Dream of: 12 November 1996 "Grandfather's Sword"
the power to create beauty is transferred from artist to artist
I was in the home of a man who had been my grandfather and who had just died. I pictured him as a dignified elderly southern gentleman. His body had been carried off to a nearby building where it lay in state. I didn't know much about the deceased except that he had once been a great writer, even though I had never really been aware of his history as a writer while he had been alive. In his later years when I had known him, he had given up writing, and his story-telling skills had been reduced to telling fairy tells and fables to children. I had always appreciated the little stories he had told, but only now did I begin to suspect their inherent power; the stories had had a disproportionate impact on the people who had heard them.
Other relatives were with me in the house, and it seemed that some of my grandfather's possessions were being divided up. One relative - a matronly woman dressed in black - was talking in a narrative style in the background about what had happened and what we were doing. Although I was listening to her, I was more interested in something which I had found: a swordwhich had belonged to my grandfather.
As I held the sword in my right hand, I seemed to have a vague recollection of having seen it before. Perhaps I had seen my grandfather with it, or perhaps I had even once held it. All I knew now was that I liked it, that in fact I loved it. There was no question in my mind that this sword was mine and that my grandfather had wanted me to possess it. I held the sword out in front of me and examined it more. The blade was about a meter long, and very thin. It was so thin that when I swung the sword in front of me, the blade actually bent from the pressure, and I had to bend the blade back. Obviously the blade wasn't strong, and I doubted the sword could be used in combat; it was more of a novelty piece, but I loved it all the same.
Continuing to examine the blade, I became cognizant that the woman had stopped talking in the background, and slowly I realized the sound hadn't been coming from the woman at all: it had originated from a tape player. I also made other realizations. The voice on the tape player had been telling the very story of what was happening to me right now, about my grandfather's death and all. At the same time that the story was being narrated, I was actually taking part in the story. I also realized what story was playing: Light in August by William Faulkner. That surprised me somewhat, for I was familiar with that story, and what was happening now didn't seem to me anything like Light In August.
I walked over to the tape player, opened it and saw that the tape had come to an end. Since I was right in the middle of the story, however, I didn't want to stop there; I wanted to continue. Unfortunately I didn't see any more tapes. Then I remembered that I had the entire book Light in August on tape. The book was one of many which I had on tape and to which I had listened. I knew exactly where the tape was – on a bottom shelf of my large walk-in closet in my bedroom. I had just seen the tape the previous day when I had been rearranging some things in the closet. Without delay I turned, walked to the closet to retrieve the tape, and returned to the tape machine.

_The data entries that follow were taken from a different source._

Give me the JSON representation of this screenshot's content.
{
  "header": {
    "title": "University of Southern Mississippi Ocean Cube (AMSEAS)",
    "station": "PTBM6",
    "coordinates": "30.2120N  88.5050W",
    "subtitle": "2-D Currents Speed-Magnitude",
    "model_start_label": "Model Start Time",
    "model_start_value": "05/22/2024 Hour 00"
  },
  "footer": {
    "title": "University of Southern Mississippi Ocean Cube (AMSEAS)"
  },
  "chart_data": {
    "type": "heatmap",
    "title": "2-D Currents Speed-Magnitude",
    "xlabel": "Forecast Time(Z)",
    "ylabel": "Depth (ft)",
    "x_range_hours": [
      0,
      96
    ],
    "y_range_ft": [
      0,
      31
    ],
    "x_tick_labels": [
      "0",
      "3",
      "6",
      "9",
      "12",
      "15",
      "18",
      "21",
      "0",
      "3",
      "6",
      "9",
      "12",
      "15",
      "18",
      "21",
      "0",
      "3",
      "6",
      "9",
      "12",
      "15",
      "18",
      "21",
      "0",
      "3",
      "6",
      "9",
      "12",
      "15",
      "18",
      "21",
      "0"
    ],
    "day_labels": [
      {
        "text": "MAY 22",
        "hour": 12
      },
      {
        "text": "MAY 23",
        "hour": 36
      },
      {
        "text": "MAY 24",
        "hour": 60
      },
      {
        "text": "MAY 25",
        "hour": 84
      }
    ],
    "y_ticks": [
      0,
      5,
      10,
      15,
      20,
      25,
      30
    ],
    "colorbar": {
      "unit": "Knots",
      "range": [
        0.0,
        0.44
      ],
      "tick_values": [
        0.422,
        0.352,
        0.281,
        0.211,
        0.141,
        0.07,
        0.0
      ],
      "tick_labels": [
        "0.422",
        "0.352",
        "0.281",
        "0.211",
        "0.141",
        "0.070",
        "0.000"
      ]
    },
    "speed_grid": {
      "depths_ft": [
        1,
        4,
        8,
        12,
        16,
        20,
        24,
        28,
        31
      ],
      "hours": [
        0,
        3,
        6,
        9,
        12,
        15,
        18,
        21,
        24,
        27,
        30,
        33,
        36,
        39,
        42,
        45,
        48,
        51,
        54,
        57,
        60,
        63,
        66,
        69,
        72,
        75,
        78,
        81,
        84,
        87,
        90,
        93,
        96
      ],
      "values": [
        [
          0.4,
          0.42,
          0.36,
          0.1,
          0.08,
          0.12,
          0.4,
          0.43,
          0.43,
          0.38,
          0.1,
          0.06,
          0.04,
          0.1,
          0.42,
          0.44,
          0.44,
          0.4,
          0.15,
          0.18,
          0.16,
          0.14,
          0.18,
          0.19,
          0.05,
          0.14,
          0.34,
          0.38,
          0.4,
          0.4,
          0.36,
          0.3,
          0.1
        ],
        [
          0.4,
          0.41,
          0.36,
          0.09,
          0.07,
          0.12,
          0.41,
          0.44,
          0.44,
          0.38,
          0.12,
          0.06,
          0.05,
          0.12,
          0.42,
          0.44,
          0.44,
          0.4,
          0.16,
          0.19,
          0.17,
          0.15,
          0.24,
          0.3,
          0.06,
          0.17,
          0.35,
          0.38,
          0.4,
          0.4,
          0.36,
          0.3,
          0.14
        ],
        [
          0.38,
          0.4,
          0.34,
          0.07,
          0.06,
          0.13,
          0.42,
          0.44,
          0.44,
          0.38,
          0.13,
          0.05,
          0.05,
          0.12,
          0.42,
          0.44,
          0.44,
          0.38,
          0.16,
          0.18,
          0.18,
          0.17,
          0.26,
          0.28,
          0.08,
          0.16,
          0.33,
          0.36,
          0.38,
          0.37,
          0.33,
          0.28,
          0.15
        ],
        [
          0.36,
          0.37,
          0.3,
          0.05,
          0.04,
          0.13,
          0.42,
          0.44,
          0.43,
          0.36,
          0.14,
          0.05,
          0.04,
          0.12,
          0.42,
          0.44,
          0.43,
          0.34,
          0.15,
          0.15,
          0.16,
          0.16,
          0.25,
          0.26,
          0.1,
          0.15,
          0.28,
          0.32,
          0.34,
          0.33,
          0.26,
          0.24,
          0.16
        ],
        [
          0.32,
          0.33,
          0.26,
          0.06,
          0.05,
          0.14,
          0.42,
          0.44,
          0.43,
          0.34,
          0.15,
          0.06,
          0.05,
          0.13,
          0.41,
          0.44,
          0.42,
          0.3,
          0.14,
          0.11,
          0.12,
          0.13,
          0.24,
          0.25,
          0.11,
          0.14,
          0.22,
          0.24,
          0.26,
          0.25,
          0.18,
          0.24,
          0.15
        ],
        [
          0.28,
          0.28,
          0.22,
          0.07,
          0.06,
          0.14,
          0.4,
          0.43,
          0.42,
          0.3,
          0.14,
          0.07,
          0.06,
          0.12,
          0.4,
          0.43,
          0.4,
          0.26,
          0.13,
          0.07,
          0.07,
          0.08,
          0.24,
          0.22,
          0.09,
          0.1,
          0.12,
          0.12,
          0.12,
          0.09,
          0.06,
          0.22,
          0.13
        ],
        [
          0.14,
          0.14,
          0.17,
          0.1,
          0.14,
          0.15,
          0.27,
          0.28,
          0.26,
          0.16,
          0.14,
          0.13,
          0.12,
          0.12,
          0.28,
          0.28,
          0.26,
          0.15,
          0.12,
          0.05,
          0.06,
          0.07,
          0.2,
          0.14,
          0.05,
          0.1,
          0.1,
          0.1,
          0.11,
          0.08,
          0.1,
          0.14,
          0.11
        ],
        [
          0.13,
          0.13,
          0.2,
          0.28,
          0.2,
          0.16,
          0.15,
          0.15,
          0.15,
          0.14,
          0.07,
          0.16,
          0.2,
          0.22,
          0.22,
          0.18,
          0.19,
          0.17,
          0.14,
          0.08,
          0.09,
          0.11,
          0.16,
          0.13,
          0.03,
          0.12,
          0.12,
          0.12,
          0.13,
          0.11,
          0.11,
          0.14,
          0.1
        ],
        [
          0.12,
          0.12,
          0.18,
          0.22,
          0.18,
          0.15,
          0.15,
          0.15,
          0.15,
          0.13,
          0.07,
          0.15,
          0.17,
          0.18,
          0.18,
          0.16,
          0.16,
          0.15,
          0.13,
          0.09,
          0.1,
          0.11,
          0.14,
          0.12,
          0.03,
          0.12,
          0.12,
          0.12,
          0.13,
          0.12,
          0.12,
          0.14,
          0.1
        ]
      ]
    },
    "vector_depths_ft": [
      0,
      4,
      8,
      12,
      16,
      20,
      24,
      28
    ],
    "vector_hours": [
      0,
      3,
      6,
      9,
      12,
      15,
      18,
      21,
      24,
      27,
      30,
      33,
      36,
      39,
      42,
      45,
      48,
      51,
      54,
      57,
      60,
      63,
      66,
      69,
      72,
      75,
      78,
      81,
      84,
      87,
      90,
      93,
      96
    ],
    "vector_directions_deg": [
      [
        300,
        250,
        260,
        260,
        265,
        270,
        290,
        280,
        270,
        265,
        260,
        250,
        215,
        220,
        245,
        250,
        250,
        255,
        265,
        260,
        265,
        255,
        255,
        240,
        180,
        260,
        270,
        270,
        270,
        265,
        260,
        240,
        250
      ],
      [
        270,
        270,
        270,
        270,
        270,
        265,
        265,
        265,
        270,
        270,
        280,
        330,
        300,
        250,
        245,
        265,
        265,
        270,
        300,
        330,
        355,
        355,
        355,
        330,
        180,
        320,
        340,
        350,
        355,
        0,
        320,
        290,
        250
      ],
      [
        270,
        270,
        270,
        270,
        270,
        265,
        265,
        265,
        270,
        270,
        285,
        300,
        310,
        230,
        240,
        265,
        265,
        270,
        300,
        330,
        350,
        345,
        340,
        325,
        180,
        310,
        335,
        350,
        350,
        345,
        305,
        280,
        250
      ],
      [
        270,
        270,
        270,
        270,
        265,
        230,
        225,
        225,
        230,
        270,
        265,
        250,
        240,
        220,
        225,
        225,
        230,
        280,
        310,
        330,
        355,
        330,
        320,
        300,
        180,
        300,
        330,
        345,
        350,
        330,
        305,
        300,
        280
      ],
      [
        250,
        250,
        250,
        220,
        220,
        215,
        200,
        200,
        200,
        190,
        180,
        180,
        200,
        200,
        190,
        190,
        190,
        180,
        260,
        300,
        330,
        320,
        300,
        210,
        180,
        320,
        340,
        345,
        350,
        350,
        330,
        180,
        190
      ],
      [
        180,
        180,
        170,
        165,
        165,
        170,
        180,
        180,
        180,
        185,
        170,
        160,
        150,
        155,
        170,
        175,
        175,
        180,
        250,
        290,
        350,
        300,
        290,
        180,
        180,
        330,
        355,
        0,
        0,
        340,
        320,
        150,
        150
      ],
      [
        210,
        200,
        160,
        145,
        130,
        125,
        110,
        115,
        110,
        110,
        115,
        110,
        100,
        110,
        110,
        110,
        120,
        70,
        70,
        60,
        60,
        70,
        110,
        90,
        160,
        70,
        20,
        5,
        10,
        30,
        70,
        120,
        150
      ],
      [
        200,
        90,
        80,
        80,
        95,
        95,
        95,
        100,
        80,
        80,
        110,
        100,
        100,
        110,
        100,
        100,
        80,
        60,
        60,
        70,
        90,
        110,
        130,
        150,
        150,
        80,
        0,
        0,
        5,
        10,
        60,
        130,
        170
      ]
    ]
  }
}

When I took the tape which had been playing out of the tape player, I saw that the chapters on the tape were listed on the tape's case and that they didn't match up exactly with the tape which I had brought from the closet. I saw that I would have to begin the new tape from the closet at a chapter which had already played on the old tape. I didn't mind; rehearing would simply refresh my memory.
As I inserted the new tape, I saw that the tape was unusual and that it didn't look like a regular tape. It was about the size of a compact disk, and had only one circle of tape, unlike a regular two-circle cassette tape. Nevertheless, the tape fit snugly into the player. I turned on the tape player and the story began again.
I sat back and listened, once again picturing my grandfather lying in state, a man who I now realized had an uncanny resemblance to William Faulkner.